Karloff himself became a major star after the film was released, also playing "The Mummy" (1932) and having a memorable turn as a crazed alcoholic butler chasing around poor Gloria Stuart in "The Old Dark House".  The latter film had many comic and macabre touches that later found their way into the sequel to the Promethean classic, "The Bride of Frankenstein".  

The latter film benefits in many ways from the first with the addition of the crazed Doctor Pretorius (Ernest Thesieger) who lures Dr Henry Frankenstein (Colin Clive ) back into the reanimation business.  By the time the second film was made Clive himself was a dying man, with alcoholism and tuberculosis eating away at his health.)  

James Whale's own life, at least the last year of it, became the subject of a well-made Hollywood film in 1998 with Sir Ian McKellan, Brenden Fraser and the late (and very missed by many) Lynn Redgrave.  The film was "Gods and Monsters", based on a book about Whale's lifestyle as a gay man in the 1950's and his lost career and the pain  of separation he experiences from a wartime romance he tries to replicate four decades later,this time  with a young American man who is not gay. 

There is also a great film score by Franz Waxman in the 1935 film that makes the sequel one of the rare instances where a commercial film surpasses the original.            
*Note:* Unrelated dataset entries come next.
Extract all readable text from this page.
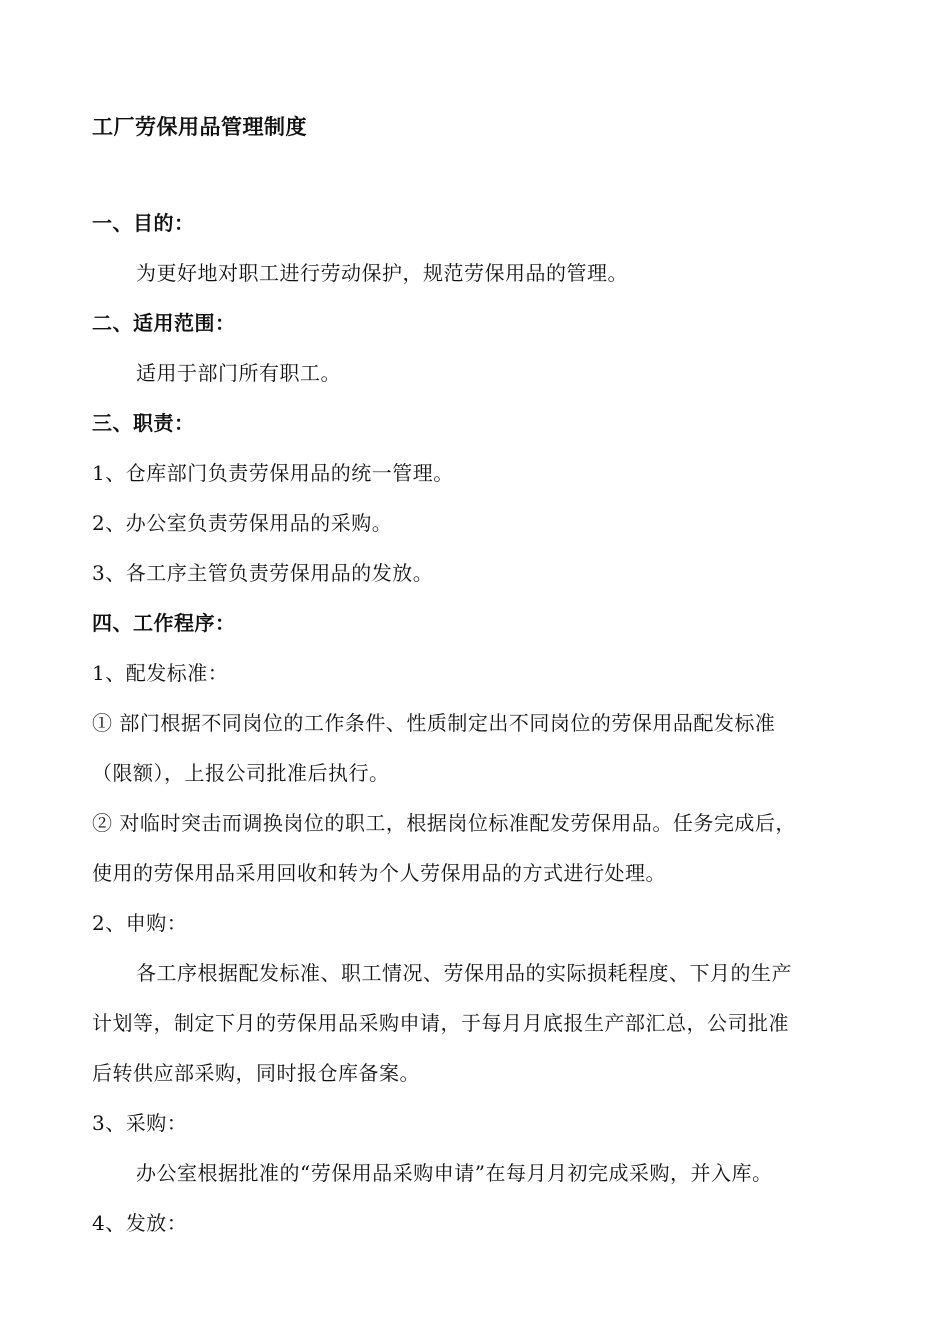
工厂劳保用品管理制度
一、目的：
为更好地对职工进行劳动保护，规范劳保用品的管理。
二、适用范围：
适用于部门所有职工。
三、职责：
1、仓库部门负责劳保用品的统一管理。
2、办公室负责劳保用品的采购。
3、各工序主管负责劳保用品的发放。
四、工作程序：
1、配发标准：
① 部门根据不同岗位的工作条件、性质制定出不同岗位的劳保用品配发标准
（限额），上报公司批准后执行。
② 对临时突击而调换岗位的职工，根据岗位标准配发劳保用品。任务完成后，
使用的劳保用品采用回收和转为个人劳保用品的方式进行处理。
2、申购：
各工序根据配发标准、职工情况、劳保用品的实际损耗程度、下月的生产
计划等，制定下月的劳保用品采购申请，于每月月底报生产部汇总，公司批准
后转供应部采购，同时报仓库备案。
3、采购：
办公室根据批准的“劳保用品采购申请”在每月月初完成采购，并入库。
4、发放：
  1. BRILLIANT, I loved the video clip.

  2. Thanks Jeff. it's really a great scene.

  3. A sample of Waxman's original score for the 1935 film, with production stills and poster art.
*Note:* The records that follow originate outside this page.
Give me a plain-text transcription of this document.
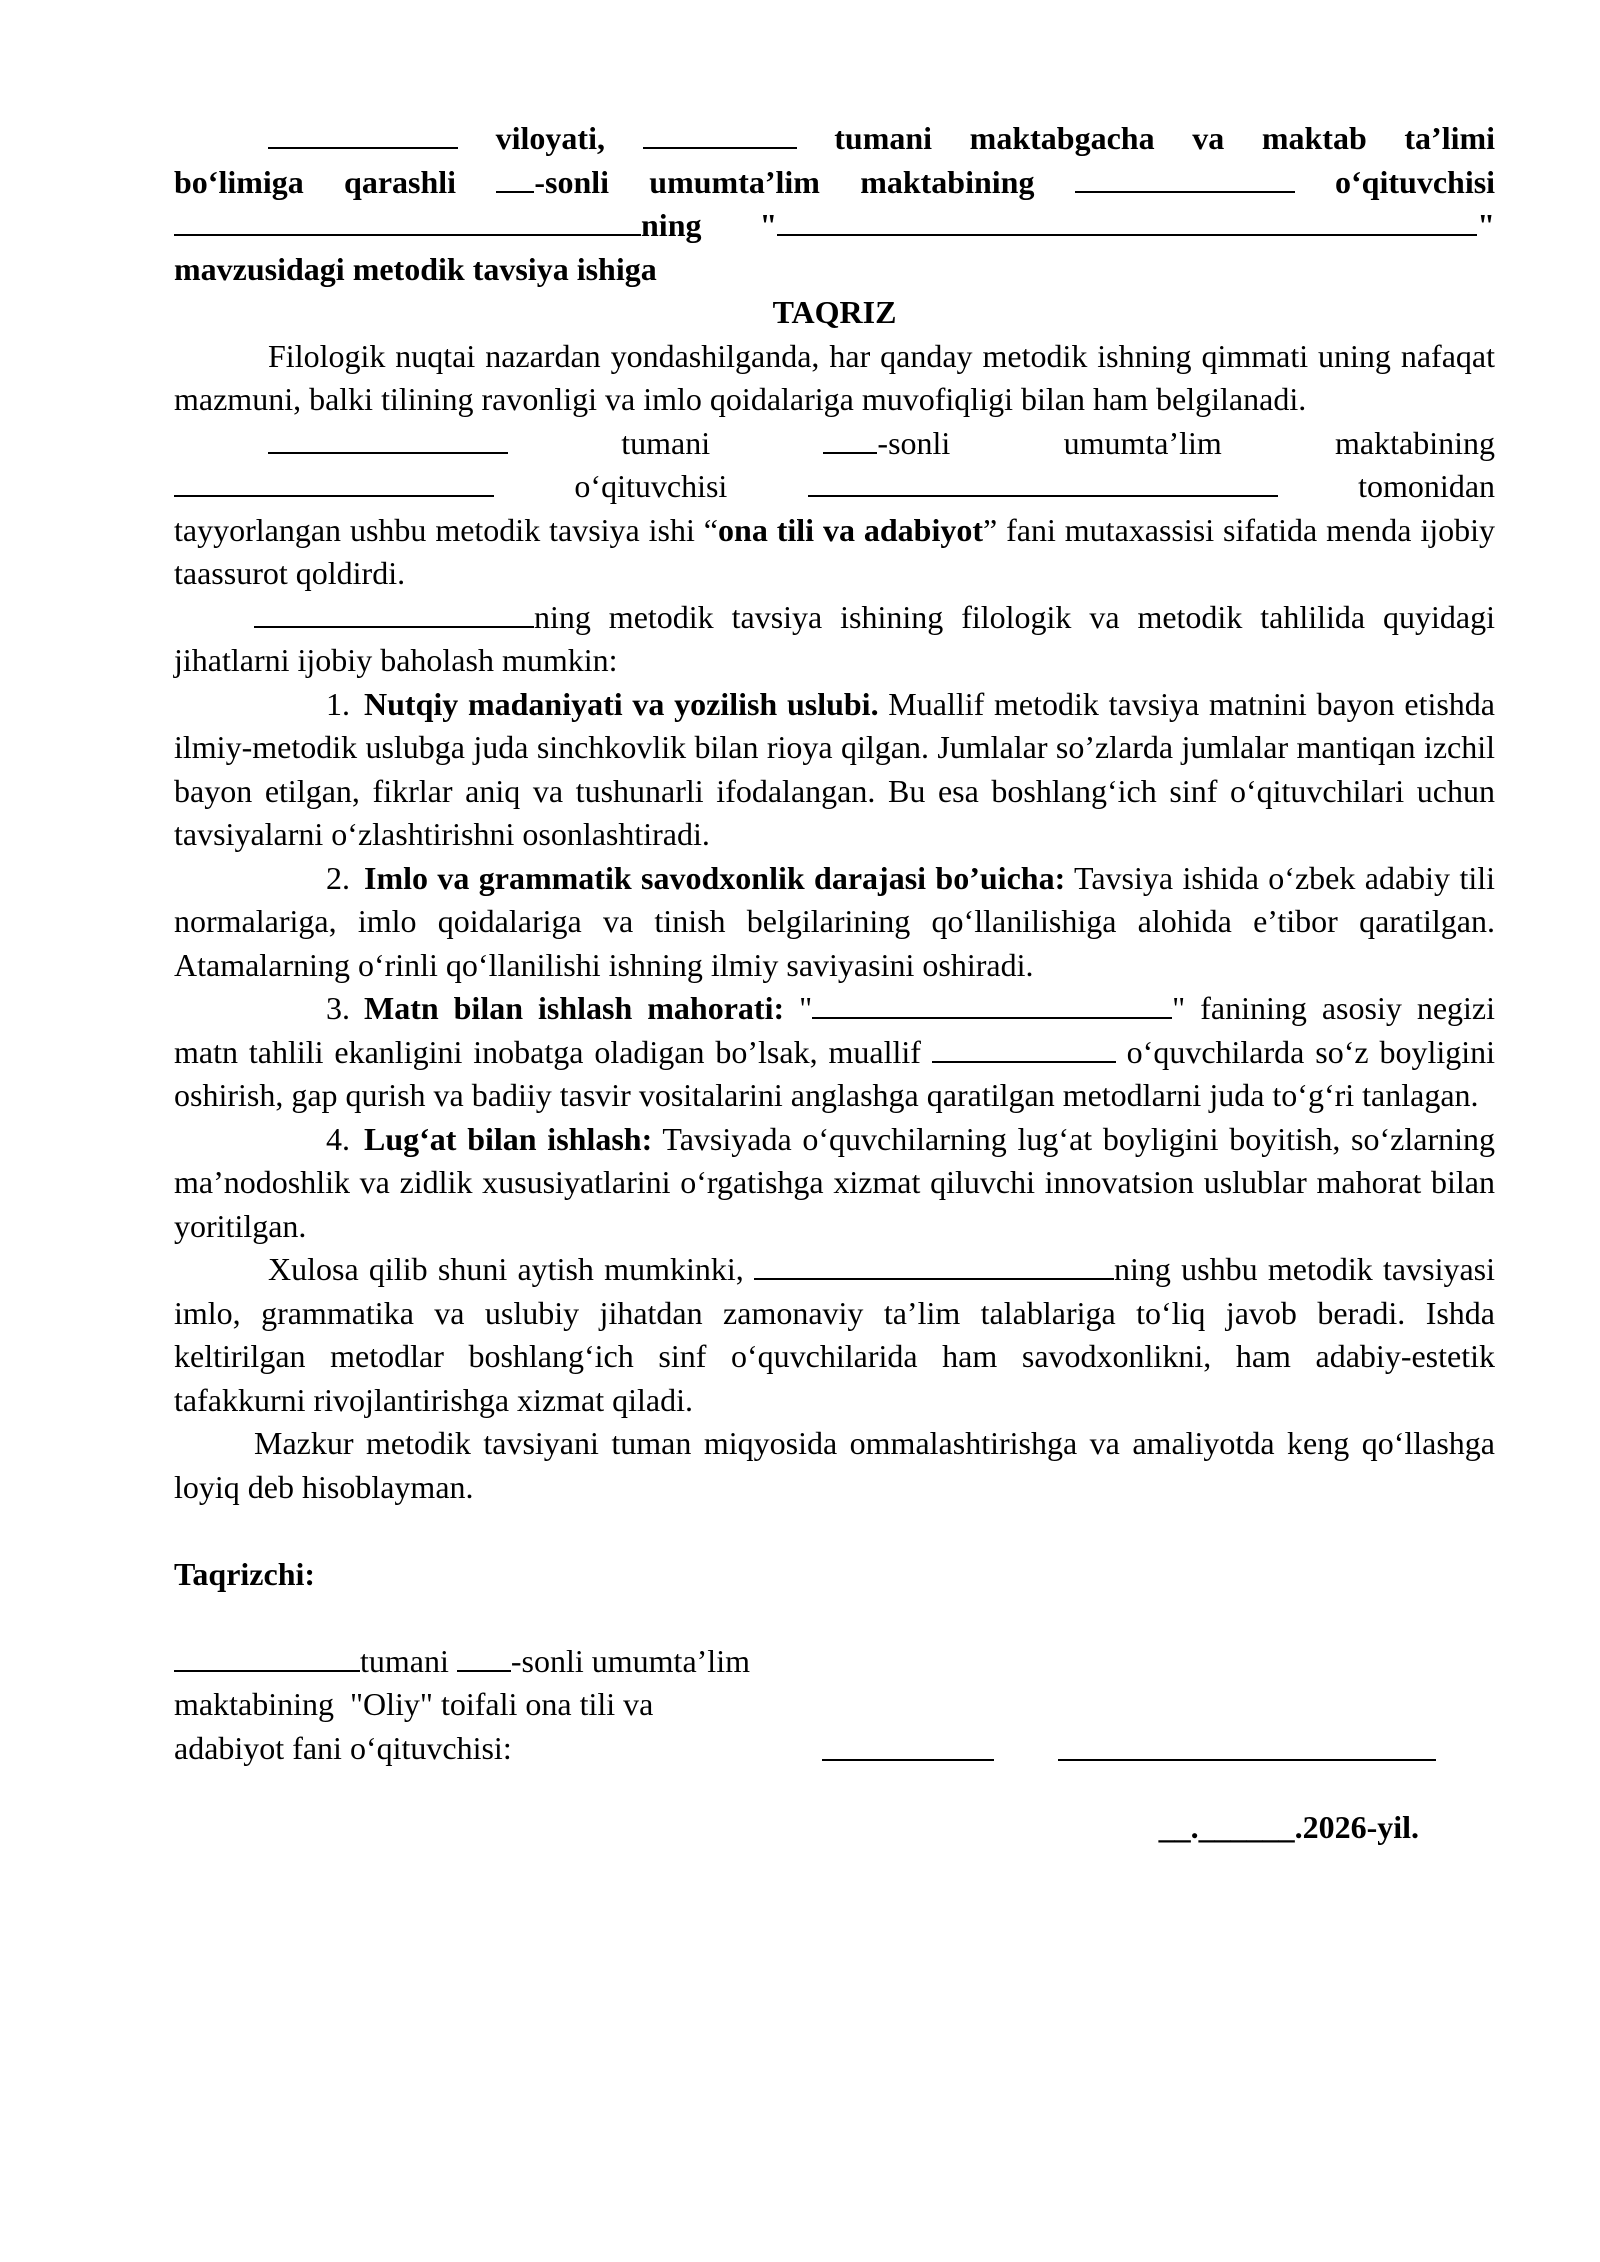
viloyati,	tumani maktabgacha va maktab ta’limi
bo‘limiga qarashli -sonli umumta’lim maktabining	o‘qituvchisi
ning "	"
mavzusidagi metodik tavsiya ishiga
TAQRIZ
Filologik nuqtai nazardan yondashilganda, har qanday metodik ishning qimmati uning nafaqat mazmuni, balki tilining ravonligi va imlo qoidalariga muvofiqligi bilan ham belgilanadi.
tumani	-sonli	umumta’lim	maktabining
o‘qituvchisi	tomonidan
tayyorlangan ushbu metodik tavsiya ishi “ona tili va adabiyot” fani mutaxassisi sifatida menda ijobiy taassurot qoldirdi.
ning metodik tavsiya ishining filologik va metodik tahlilida quyidagi jihatlarni ijobiy baholash mumkin:
1. Nutqiy madaniyati va yozilish uslubi. Muallif metodik tavsiya matnini bayon etishda ilmiy-metodik uslubga juda sinchkovlik bilan rioya qilgan. Jumlalar so’zlarda jumlalar mantiqan izchil bayon etilgan, fikrlar aniq va tushunarli ifodalangan. Bu esa boshlang‘ich sinf o‘qituvchilari uchun tavsiyalarni o‘zlashtirishni osonlashtiradi.
2. Imlo va grammatik savodxonlik darajasi bo’uicha: Tavsiya ishida o‘zbek adabiy tili normalariga, imlo qoidalariga va tinish belgilarining qo‘llanilishiga alohida e’tibor qaratilgan. Atamalarning o‘rinli qo‘llanilishi ishning ilmiy saviyasini oshiradi.
3. Matn bilan ishlash mahorati: "	" fanining asosiy negizi matn tahlili ekanligini inobatga oladigan bo’lsak, muallif	o‘quvchilarda so‘z boyligini oshirish, gap qurish va badiiy tasvir vositalarini anglashga qaratilgan metodlarni juda to‘g‘ri tanlagan.
4. Lug‘at bilan ishlash: Tavsiyada o‘quvchilarning lug‘at boyligini boyitish, so‘zlarning ma’nodoshlik va zidlik xususiyatlarini o‘rgatishga xizmat qiluvchi innovatsion uslublar mahorat bilan yoritilgan.
Xulosa qilib shuni aytish mumkinki,	ning ushbu metodik tavsiyasi imlo, grammatika va uslubiy jihatdan zamonaviy ta’lim talablariga to‘liq javob beradi. Ishda keltirilgan metodlar boshlang‘ich sinf o‘quvchilarida ham savodxonlikni, ham adabiy-estetik tafakkurni rivojlantirishga xizmat qiladi.
Mazkur metodik tavsiyani tuman miqyosida ommalashtirishga va amaliyotda keng qo‘llashga loyiq deb hisoblayman.
Taqrizchi:
tumani -sonli umumta’lim
maktabining  "Oliy" toifali ona tili va
adabiyot fani o‘qituvchisi:
__.______.2026-yil.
  4. That is some hairdo Doug....thanks for posting that strange old British movie and this later exposé of undead love.... and maybe a posible case of zombie they say, great films thanks for revealing them Doug!

  5. Ahh, when horror movies were horror movies, not slasher movies! Boris Karloff, Lon Chaney, Peter Lorrie, Vincent Price, these guys all knew how to make scary movies. REALLY scary movies. Just their voices scared me! lol
    Thanks, Doug. I've seen this classic,and it's so good.

  6. Yes, AA, I'm surprised the "Bavarian Afro With Lightening Streaks" hairstyle didn't catch on except as a Halloween ornamental effect for women.

    As one viewer on You Tube said, "Worst blind date ever!";-) Some might disagree with that---at least The Monster wasn't left to pickup the check at an expensive restaurant.

    This is a fine example of a British movie shot in Hollywood. Thanks to James Whale, most of the principal cast is British and the opening of the film features a "table setting" opening scene featuring Mary Shelly (played by "The Bride" Elsa Lanchester in a dual role) , plus actors playing Percy Shelley and Lord Byron! Reportedly, mid-afternoon "Tea Time" was strictly enforced on the set. Score another rout for the British Raj at Outpost Los Angeles!

  7. We agree here Jacquie. Movies like "Bride" are classics because they created atmosphere and have a literate script and distinctive style. Lacking schlock special effects, they needed actors' voices and suggestion to make the story work. Culture marches on, but truly fine work outlasts mere fashion.